Fazendo justiça ao seu nome de Livraria Internacional, o estabelecimento teve um papel importante na circulação de livros, jornais e também de imagens que vinham da Europa, especialmente produtos importados da Alemanha, país de origem da família Kniestedt. Em uma época na qual a comunicação não era tão rápida e ágil como nos dias de hoje, essa livraria representou um importante espaço de intercâmbio cultural, onde as fronteiras nacionais eram permeáveis. Além dos materiais importados, também era possível encontrar textos em português, principalmente jornais de cunho anarquista. Em concordância com a ideologia dos seus proprietários, esse era um espaço primordialmente dos anarquistas, embora outras correntes, especialmente social-democratas, também tenham circulado pelo espaço.  Para os seus frequentadores, a livraria também oferecia um serviço de empréstimo de livros, funcionando de forma semelhante a uma biblioteca.

Por conta disso, a Livraria Internacional se tornaria um símbolo da luta antifascista na cidade nos anos 1930, como comenta Kniestedt em suas memórias: “As vitrines da minha loja há muito tempo representavam uma trava no olho dos nazistas; ali eram expostos os livros de autores que estavam proibidos no ‘Terceiro Reich”. Além disso, nas vitrines da loja haviam inscrições berrantes como “proibido por Hitler” e “Hitler, tuas vítimas acusam”.

Em suas memórias, Frederico Kniestedt relata que uma vez a Livraria Internacional quase foi vandalizada por um grupo de jovens hitleristas.  De acordo com o seu relato, os simpatizantes nazistas se prepararam para quebrar os vidros da vitrine da livraria.
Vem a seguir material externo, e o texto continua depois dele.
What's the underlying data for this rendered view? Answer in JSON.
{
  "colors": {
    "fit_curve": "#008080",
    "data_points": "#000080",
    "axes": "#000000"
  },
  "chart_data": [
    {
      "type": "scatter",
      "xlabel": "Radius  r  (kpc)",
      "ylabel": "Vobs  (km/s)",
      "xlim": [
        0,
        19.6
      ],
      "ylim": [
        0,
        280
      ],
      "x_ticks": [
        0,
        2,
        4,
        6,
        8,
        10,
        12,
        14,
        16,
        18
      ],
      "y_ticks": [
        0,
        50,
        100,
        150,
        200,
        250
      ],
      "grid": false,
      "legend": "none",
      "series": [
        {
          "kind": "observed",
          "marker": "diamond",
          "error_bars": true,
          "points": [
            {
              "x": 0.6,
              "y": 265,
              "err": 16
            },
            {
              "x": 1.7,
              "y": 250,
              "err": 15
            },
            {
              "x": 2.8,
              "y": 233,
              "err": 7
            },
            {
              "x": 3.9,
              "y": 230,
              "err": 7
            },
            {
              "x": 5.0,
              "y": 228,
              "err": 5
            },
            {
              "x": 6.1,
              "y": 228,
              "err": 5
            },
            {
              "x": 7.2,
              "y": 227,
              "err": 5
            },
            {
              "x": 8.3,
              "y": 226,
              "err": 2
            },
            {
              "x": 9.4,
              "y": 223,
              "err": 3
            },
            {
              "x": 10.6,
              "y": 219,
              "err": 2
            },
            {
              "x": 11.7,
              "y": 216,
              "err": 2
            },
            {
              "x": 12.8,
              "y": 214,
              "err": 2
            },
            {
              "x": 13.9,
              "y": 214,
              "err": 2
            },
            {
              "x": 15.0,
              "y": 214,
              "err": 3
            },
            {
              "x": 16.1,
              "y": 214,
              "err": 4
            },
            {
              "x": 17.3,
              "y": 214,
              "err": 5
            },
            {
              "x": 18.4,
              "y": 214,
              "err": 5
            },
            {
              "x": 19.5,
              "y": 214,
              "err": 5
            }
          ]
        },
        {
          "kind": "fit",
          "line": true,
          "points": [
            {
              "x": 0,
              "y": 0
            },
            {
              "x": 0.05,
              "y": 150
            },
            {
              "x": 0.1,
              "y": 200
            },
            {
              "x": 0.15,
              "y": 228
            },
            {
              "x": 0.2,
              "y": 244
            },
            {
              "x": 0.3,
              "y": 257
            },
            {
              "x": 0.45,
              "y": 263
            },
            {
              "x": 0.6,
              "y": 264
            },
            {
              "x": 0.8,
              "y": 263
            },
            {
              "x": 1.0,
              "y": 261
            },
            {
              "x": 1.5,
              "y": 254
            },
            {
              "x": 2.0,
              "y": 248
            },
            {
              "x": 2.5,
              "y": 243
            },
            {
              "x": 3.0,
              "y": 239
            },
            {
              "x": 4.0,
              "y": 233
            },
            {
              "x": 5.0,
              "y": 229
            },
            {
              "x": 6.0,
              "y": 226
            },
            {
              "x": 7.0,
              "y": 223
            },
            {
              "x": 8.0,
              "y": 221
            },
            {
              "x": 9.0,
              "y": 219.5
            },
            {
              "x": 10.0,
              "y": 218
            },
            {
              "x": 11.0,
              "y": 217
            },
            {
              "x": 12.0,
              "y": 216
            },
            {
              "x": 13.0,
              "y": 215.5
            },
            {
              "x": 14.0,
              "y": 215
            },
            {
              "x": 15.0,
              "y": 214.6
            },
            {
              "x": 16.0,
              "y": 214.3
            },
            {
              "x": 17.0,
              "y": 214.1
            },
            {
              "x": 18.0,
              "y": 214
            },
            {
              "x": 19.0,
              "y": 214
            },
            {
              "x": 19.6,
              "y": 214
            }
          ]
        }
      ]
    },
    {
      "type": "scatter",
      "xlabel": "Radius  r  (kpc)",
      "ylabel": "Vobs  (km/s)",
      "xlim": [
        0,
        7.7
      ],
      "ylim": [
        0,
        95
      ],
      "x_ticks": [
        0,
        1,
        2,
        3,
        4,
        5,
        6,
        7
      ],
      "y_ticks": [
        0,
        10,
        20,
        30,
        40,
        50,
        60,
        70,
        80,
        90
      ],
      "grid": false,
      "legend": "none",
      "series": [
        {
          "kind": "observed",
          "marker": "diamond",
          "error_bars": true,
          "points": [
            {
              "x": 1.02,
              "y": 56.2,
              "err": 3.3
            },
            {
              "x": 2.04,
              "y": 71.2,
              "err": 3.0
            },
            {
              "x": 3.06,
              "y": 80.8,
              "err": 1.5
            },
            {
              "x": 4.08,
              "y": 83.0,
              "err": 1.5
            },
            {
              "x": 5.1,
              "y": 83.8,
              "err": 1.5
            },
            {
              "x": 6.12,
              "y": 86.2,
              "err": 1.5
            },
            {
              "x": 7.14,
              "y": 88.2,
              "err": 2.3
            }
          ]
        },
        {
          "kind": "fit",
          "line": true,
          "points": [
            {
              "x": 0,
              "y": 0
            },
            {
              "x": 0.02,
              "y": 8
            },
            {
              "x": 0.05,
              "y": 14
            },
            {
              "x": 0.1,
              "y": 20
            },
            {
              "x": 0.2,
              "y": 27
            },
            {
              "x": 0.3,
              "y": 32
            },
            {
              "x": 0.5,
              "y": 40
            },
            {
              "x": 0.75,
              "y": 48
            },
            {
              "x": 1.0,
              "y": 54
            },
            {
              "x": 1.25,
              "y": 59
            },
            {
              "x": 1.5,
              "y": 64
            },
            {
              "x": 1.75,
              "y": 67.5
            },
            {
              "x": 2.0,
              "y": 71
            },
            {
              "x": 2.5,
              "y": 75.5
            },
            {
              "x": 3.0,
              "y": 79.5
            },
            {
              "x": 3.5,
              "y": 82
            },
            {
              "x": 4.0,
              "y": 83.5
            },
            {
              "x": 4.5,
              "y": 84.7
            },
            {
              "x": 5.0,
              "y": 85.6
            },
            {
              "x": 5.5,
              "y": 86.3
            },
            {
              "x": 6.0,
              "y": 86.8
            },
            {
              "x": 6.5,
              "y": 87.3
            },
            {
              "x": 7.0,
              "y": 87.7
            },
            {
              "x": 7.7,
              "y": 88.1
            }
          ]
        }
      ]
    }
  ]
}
Apesar da família Kniestedt não ter origem judaica, esse tipo de ação provavelmente foi inspirada na onda de violência antissemita que ocorria na Alemanha contra os negócios administrados por judeus. Na ocasião, as vidraças da loja foram salvas por um vizinho de Kniestedt que observou a movimentação dos jovens uniformizados e os entregou à polícia antes que tomassem alguma atitude.


Em 1933, a Livraria Internacional passou a ser o local de organização da Liga Für Menschenrecht (Liga dos Direitos Humanos) e da redação do jornal Aktion, tornando- se assim  o principal centro da luta antinazista na capital gaúcha.
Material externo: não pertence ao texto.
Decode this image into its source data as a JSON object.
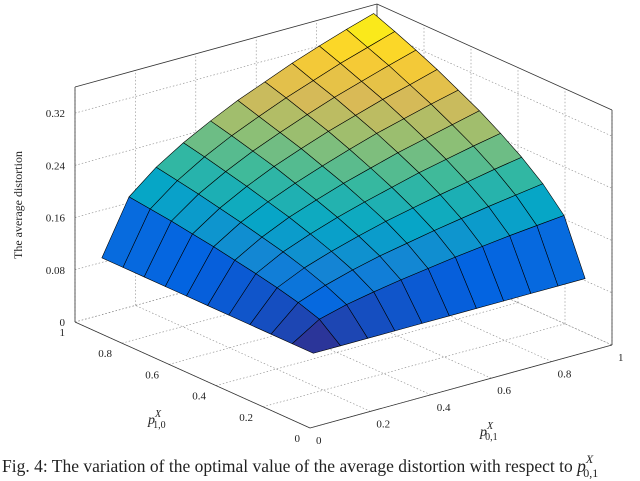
{
  "chart_data": {
    "type": "surface",
    "zlabel": "The average distortion",
    "xlabel": {
      "base": "p",
      "sup": "X",
      "sub": "1,0"
    },
    "ylabel": {
      "base": "p",
      "sup": "X",
      "sub": "0,1"
    },
    "caption": {
      "text": "Fig. 4: The variation of the optimal value of the average distortion with respect to ",
      "base": "p",
      "sup": "X",
      "sub": "0,1"
    },
    "x": [
      0.05,
      0.14,
      0.23,
      0.32,
      0.41,
      0.5,
      0.59,
      0.68,
      0.77,
      0.86,
      0.95
    ],
    "y": [
      0.05,
      0.14,
      0.23,
      0.32,
      0.41,
      0.5,
      0.59,
      0.68,
      0.77,
      0.86,
      0.95
    ],
    "z": [
      [
        0.1,
        0.1,
        0.1,
        0.1,
        0.1,
        0.1,
        0.1,
        0.1,
        0.1,
        0.1,
        0.1
      ],
      [
        0.1,
        0.126,
        0.137,
        0.145,
        0.152,
        0.158,
        0.164,
        0.169,
        0.174,
        0.178,
        0.182
      ],
      [
        0.1,
        0.137,
        0.152,
        0.164,
        0.174,
        0.182,
        0.19,
        0.197,
        0.204,
        0.21,
        0.216
      ],
      [
        0.1,
        0.145,
        0.164,
        0.178,
        0.19,
        0.201,
        0.21,
        0.219,
        0.227,
        0.235,
        0.242
      ],
      [
        0.1,
        0.152,
        0.174,
        0.19,
        0.204,
        0.216,
        0.227,
        0.238,
        0.247,
        0.256,
        0.264
      ],
      [
        0.1,
        0.158,
        0.182,
        0.201,
        0.216,
        0.23,
        0.242,
        0.254,
        0.264,
        0.274,
        0.284
      ],
      [
        0.1,
        0.164,
        0.19,
        0.21,
        0.227,
        0.242,
        0.256,
        0.269,
        0.28,
        0.291,
        0.301
      ],
      [
        0.1,
        0.169,
        0.197,
        0.219,
        0.238,
        0.254,
        0.269,
        0.282,
        0.295,
        0.306,
        0.318
      ],
      [
        0.1,
        0.174,
        0.204,
        0.227,
        0.247,
        0.264,
        0.28,
        0.295,
        0.308,
        0.321,
        0.333
      ],
      [
        0.1,
        0.178,
        0.21,
        0.235,
        0.256,
        0.274,
        0.291,
        0.306,
        0.321,
        0.334,
        0.347
      ],
      [
        0.1,
        0.182,
        0.216,
        0.242,
        0.264,
        0.284,
        0.301,
        0.318,
        0.333,
        0.347,
        0.36
      ]
    ],
    "xlim": [
      0,
      1
    ],
    "xticks": [
      0,
      0.2,
      0.4,
      0.6,
      0.8,
      1
    ],
    "ylim": [
      0,
      1
    ],
    "yticks": [
      0,
      0.2,
      0.4,
      0.6,
      0.8,
      1
    ],
    "zlim": [
      0,
      0.36
    ],
    "zticks": [
      0,
      0.08,
      0.16,
      0.24,
      0.32
    ],
    "grid": true,
    "edgecolor": "#000000",
    "colormap": [
      "#352a87",
      "#0363e1",
      "#1485d4",
      "#06a7c6",
      "#38b99e",
      "#92bf73",
      "#d9ba56",
      "#fcce2e",
      "#f9fb0e"
    ]
  }
}
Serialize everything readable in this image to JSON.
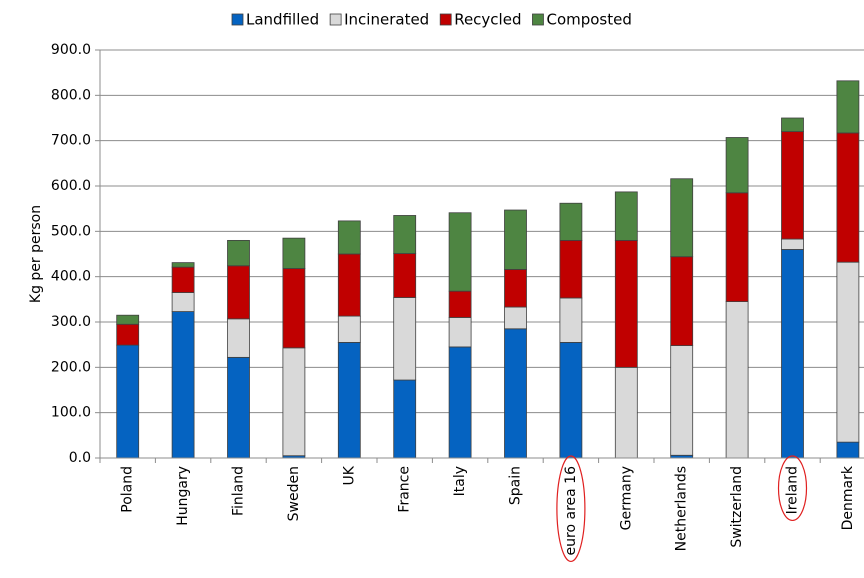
{
  "chart_data": {
    "type": "bar",
    "stacked": true,
    "categories": [
      "Poland",
      "Hungary",
      "Finland",
      "Sweden",
      "UK",
      "France",
      "Italy",
      "Spain",
      "euro area 16",
      "Germany",
      "Netherlands",
      "Switzerland",
      "Ireland",
      "Denmark"
    ],
    "highlighted_categories": [
      "euro area 16",
      "Ireland"
    ],
    "series": [
      {
        "name": "Landfilled",
        "color": "#0563C1",
        "values": [
          249,
          323,
          222,
          5,
          255,
          172,
          245,
          285,
          255,
          0,
          6,
          0,
          460,
          35
        ]
      },
      {
        "name": "Incinerated",
        "color": "#D9D9D9",
        "values": [
          0,
          42,
          85,
          238,
          58,
          182,
          65,
          48,
          98,
          200,
          242,
          345,
          23,
          397
        ]
      },
      {
        "name": "Recycled",
        "color": "#C00000",
        "values": [
          46,
          56,
          117,
          175,
          137,
          97,
          58,
          83,
          127,
          280,
          196,
          240,
          237,
          285
        ]
      },
      {
        "name": "Composted",
        "color": "#4E8542",
        "values": [
          20,
          10,
          56,
          67,
          73,
          84,
          173,
          131,
          82,
          107,
          172,
          122,
          30,
          115
        ]
      }
    ],
    "ylabel": "Kg per person",
    "xlabel": "",
    "ylim": [
      0,
      900
    ],
    "yticks": [
      "0.0",
      "100.0",
      "200.0",
      "300.0",
      "400.0",
      "500.0",
      "600.0",
      "700.0",
      "800.0",
      "900.0"
    ],
    "grid": true,
    "legend_position": "top"
  }
}
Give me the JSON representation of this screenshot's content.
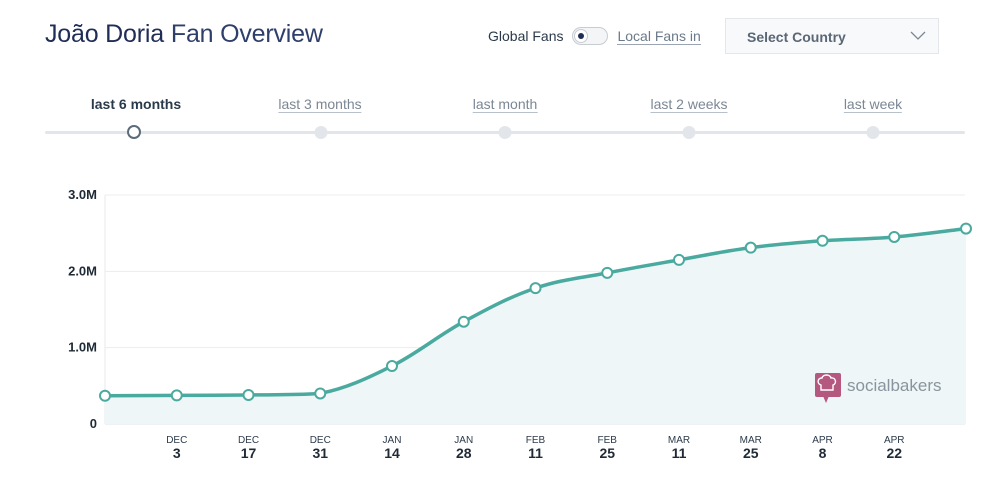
{
  "header": {
    "title_name": "João Doria",
    "title_rest": "Fan Overview"
  },
  "toggle": {
    "global_label": "Global Fans",
    "local_label": "Local Fans in",
    "state": "global"
  },
  "country_select": {
    "selected": "Select Country"
  },
  "time_ranges": {
    "active_index": 0,
    "items": [
      {
        "label": "last 6 months"
      },
      {
        "label": "last 3 months"
      },
      {
        "label": "last month"
      },
      {
        "label": "last 2 weeks"
      },
      {
        "label": "last week"
      }
    ]
  },
  "brand": {
    "text": "socialbakers",
    "icon": "chef-hat-chat-icon",
    "color": "#b4587f"
  },
  "colors": {
    "line": "#4aaa9f",
    "area": "#eef6f7"
  },
  "chart_data": {
    "type": "area",
    "y_tick_labels": [
      "0",
      "1.0M",
      "2.0M",
      "3.0M"
    ],
    "y_tick_values": [
      0,
      1000000,
      2000000,
      3000000
    ],
    "ylim": [
      0,
      3000000
    ],
    "grid": true,
    "x_labels": [
      {
        "month": "DEC",
        "day": "3"
      },
      {
        "month": "DEC",
        "day": "17"
      },
      {
        "month": "DEC",
        "day": "31"
      },
      {
        "month": "JAN",
        "day": "14"
      },
      {
        "month": "JAN",
        "day": "28"
      },
      {
        "month": "FEB",
        "day": "11"
      },
      {
        "month": "FEB",
        "day": "25"
      },
      {
        "month": "MAR",
        "day": "11"
      },
      {
        "month": "MAR",
        "day": "25"
      },
      {
        "month": "APR",
        "day": "8"
      },
      {
        "month": "APR",
        "day": "22"
      }
    ],
    "series": [
      {
        "points": [
          {
            "date": "Nov 19",
            "value": 370000
          },
          {
            "date": "Dec 3",
            "value": 375000
          },
          {
            "date": "Dec 17",
            "value": 380000
          },
          {
            "date": "Dec 31",
            "value": 400000
          },
          {
            "date": "Jan 14",
            "value": 760000
          },
          {
            "date": "Jan 28",
            "value": 1340000
          },
          {
            "date": "Feb 11",
            "value": 1780000
          },
          {
            "date": "Feb 25",
            "value": 1980000
          },
          {
            "date": "Mar 11",
            "value": 2150000
          },
          {
            "date": "Mar 25",
            "value": 2310000
          },
          {
            "date": "Apr 8",
            "value": 2400000
          },
          {
            "date": "Apr 22",
            "value": 2450000
          },
          {
            "date": "May 6",
            "value": 2560000
          }
        ]
      }
    ]
  }
}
A Liga realizava reuniões regulares na Livraria Internacional com o objetivo de discutir a conjuntura do nazismo no Brasil e na Alemanha. Esse grupo agrupava um conjunto heterogêneo de falantes do idioma alemão, cujo objetivo era mobilizar a comunidade germânica contra o regime de Hitler. Inicialmente, o grupo era composto por 20 pessoas, entre elas estavam, além de anarquistas apartidários, alguns democratas, social-democratas e membros do Partido Comunista do Brasil (PCB).
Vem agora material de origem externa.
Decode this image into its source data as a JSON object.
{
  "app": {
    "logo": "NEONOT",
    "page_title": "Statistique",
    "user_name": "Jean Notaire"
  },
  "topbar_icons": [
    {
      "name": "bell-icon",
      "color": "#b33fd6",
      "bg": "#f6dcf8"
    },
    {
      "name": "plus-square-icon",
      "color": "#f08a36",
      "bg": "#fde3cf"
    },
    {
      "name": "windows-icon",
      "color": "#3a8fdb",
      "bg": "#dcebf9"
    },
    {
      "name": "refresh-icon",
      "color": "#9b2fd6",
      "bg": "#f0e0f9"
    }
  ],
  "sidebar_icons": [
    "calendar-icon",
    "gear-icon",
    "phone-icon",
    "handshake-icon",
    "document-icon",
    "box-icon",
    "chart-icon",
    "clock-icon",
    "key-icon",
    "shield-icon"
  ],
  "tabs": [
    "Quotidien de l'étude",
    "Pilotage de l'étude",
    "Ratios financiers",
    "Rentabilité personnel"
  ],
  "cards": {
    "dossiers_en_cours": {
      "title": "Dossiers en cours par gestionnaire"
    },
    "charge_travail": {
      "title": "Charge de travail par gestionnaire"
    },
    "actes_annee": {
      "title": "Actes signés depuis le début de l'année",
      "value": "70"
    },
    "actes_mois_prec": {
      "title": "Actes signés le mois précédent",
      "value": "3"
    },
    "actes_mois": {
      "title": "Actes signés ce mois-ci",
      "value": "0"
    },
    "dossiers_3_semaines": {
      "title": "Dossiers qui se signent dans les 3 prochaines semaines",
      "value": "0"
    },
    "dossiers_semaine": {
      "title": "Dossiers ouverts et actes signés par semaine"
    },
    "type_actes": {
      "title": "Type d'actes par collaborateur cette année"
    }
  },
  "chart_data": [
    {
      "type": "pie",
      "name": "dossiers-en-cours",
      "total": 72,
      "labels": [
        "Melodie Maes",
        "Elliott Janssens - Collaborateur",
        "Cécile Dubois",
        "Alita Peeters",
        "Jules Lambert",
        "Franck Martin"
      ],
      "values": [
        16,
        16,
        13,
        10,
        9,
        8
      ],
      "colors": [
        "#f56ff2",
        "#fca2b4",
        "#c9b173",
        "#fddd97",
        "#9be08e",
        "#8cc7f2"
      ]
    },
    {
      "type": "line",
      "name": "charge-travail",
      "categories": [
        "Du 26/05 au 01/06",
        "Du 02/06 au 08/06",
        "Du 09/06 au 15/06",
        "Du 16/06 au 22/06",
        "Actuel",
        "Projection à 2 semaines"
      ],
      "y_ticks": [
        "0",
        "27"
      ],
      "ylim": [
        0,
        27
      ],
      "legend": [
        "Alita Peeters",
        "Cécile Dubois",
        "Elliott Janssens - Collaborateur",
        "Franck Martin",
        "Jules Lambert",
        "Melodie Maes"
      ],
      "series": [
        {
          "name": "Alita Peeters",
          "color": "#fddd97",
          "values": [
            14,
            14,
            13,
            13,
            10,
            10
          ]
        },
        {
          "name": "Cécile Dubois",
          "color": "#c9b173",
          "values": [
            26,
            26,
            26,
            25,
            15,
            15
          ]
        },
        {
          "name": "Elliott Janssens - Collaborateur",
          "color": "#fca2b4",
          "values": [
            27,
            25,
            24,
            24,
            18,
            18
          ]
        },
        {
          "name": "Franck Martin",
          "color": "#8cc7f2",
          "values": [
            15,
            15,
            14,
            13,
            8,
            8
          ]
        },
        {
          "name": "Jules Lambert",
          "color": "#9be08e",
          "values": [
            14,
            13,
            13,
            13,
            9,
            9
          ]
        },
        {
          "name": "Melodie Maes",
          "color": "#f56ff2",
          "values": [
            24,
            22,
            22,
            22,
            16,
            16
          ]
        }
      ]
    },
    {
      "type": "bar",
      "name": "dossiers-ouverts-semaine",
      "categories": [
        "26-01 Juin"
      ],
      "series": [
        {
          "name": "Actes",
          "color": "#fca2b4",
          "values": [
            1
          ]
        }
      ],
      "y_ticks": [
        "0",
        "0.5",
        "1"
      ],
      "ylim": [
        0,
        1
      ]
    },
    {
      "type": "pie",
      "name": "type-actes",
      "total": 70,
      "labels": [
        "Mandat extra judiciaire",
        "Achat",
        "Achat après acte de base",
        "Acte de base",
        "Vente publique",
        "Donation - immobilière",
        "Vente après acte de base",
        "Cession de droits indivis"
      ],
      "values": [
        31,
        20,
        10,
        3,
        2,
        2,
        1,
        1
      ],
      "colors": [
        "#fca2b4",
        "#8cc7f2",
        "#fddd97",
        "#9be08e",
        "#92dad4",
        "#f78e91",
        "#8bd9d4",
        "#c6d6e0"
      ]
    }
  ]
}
Dessa forma, a Livraria Internacional teve um papel importante na circulação de livros, jornais e também de imagens que vinham da Europa. Foi nesse ambiente que o pintor Carlos Scliar teve seu primeiro contato com o expressionismo alemão, quando visitava a Livraria Internacional junto de seu pai, Henrique Scliar, uma das lideranças dos trabalhadores judeus de Porto Alegre. O proprietário da livraria, Frederico Kniestedt, dedicou o resto da sua vida para combater a difusão da ideologia nazista na comunidade germânica. De acordo com a sua nota de óbito de 1947, publicada no jornal Correio do Povo, ele teria dito que “Se o nazismo vai durar mil anos, como afirma Hitler, eu quero viver 1001 anos para assistir à sua derrota”.

Ao que se sabe, a livraria seguiu funcionando até a morte de Frederico Kniestedt. Sua esposa Elisa Augusta Hedwig faleceu alguns anos antes, em 1942.  O restante da família seguiu outros rumos. Hoje em dia, o prédio ainda existe, mesmo que bastante modificado. Infelizmente nele não há nenhuma referência a esse passado de resistência do movimento operário e da luta antifascista em Porto Alegre, o que representa mais um episódio de esquecimento da memória dos trabalhadores.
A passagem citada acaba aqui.